Johnny heeft wat aardige woorden over de kerkdiensten gezegd. Hij is beleefd en welwillend, maar zijn antwoorden zijn ook wat vlak. We kijken uit over een voetbalveldje op de binnenplaats van de gevangenis. Een paar andere gedetineerden zijn een balletje aan het trappen. Of Johnny ook voetbalt? – vraag ik maar. Hij gaat rechtop zitten en begint te stralen. De politiek correcte antwoorden over de kerkdiensten vergeet hij op slag. “Ja man. Dat is het enige uurtje in de week dat ik me niet gevangen voel. Het is zo heerlijk om gewoon lekker te kunnen voetballen - je bent dan alleen maar met het spel bezig en dan vergeet je alles.” Ik denk aan mijn eigen voetbalteam, waarmee ik iedere vrijdagavond nog een potje speel en ik begrijp precies waar hij het over heeft.
Of het nooit uit de hand loopt? – wil ik weten. Ik heb gezien dat het er onder gevangenen best ruig aan toe kan gaan. Het is nogal een macho-omgeving, met al die opgepompte en gespierde lijven, en met al die energie die nergens heen kan. En ik denk opnieuw aan mijn eigen team – vol hoogopgeleide mannen van vijftig-plus met leidinggevende posities in de samenleving. Bijlange na niet zo gespierd – en in het dagelijks leven ook een stuk minder opgefokt, maar op de één of andere manier ontstaat in mijn team iedere vrijdagavond een hoogoplopende discussie over ballen die wel of niet over de lijn waren. Hoe dat bij de gedetineerden dan gaat? “Juist niet op het voetbalveld!”, zegt Johnny. “Natuurlijk, je raakt elkaar wel eens per ongeluk, maar er wordt nooit vuil gespeeld – dus dat levert nooit gedoe op. En als een bal op of over de lijn is, zal je hem altijd aan de ander geven – sportmanship voor alles.” “Weet je wat het is?”, vervolgt hij “Als er gedoe ontstaat dan sturen ze ons naar binnen en dan is het klaar. Dat wil echt niemand. Nee man, het is echt een heilig moment, dat ga je niet verstoren.”
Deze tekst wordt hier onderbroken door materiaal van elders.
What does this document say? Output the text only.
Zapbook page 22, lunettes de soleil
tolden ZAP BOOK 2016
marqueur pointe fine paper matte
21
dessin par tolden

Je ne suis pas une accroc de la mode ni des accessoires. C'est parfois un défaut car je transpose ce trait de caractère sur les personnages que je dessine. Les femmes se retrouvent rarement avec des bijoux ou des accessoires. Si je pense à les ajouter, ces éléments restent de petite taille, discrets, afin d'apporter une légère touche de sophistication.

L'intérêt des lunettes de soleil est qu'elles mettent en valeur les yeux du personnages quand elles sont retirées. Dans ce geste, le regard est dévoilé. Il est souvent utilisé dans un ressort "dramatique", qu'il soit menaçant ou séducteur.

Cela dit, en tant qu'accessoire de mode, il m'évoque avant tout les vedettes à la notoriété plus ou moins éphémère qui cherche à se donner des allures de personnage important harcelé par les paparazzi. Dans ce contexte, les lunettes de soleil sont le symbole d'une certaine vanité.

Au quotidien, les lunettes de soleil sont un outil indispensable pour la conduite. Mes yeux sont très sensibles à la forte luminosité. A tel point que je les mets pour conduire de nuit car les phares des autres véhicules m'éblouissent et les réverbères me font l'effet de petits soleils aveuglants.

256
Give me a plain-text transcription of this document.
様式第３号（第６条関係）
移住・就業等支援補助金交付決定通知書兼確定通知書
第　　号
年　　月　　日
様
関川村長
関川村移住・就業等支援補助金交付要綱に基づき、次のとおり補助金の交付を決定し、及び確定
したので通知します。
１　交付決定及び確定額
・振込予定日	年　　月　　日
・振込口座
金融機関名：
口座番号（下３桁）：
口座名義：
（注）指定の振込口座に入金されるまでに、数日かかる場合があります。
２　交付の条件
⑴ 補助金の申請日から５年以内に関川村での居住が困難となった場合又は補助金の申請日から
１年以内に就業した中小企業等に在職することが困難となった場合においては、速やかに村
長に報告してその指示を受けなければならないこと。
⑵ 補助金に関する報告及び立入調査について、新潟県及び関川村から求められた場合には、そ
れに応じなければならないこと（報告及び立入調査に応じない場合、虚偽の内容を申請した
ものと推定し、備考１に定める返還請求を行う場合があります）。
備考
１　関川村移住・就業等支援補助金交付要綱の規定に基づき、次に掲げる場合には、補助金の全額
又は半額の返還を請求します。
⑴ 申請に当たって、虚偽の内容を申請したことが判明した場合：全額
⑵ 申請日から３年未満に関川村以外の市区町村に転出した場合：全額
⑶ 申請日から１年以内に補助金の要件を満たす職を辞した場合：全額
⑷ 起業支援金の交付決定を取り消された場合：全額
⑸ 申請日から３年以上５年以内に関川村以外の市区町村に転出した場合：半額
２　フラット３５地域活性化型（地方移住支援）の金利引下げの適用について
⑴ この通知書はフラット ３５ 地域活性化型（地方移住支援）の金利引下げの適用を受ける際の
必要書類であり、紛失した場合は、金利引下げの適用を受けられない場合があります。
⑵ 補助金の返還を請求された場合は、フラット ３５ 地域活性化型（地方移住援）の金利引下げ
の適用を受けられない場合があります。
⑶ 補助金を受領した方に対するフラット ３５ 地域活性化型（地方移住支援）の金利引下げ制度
Geestig dat Johnny over dat voetballen praat met woorden die je met een kerkdienst zou associëren. Fijn dat dat sporten er is en dat gevangenen zich er zo in kwijt kunnen. Ontroerend om te horen dat het een vrije ruimte is – en dat iedereen zich ervoor inzet om het goed te houden. Aan mijn eigen team ga ik zeker vertellen dat ze in de bajes wel zonder gedoe kunnen voetballen. En dat het spel heilig is. Niet dat het iets gaat helpen. Eigenlijk is dat ook wel weer bijbels: voor wijzen en verstandigen hebt u deze dingen verborgen gehouden, maar aan eenvoudige mensen hebt u ze onthuld (Mattheus 11:25).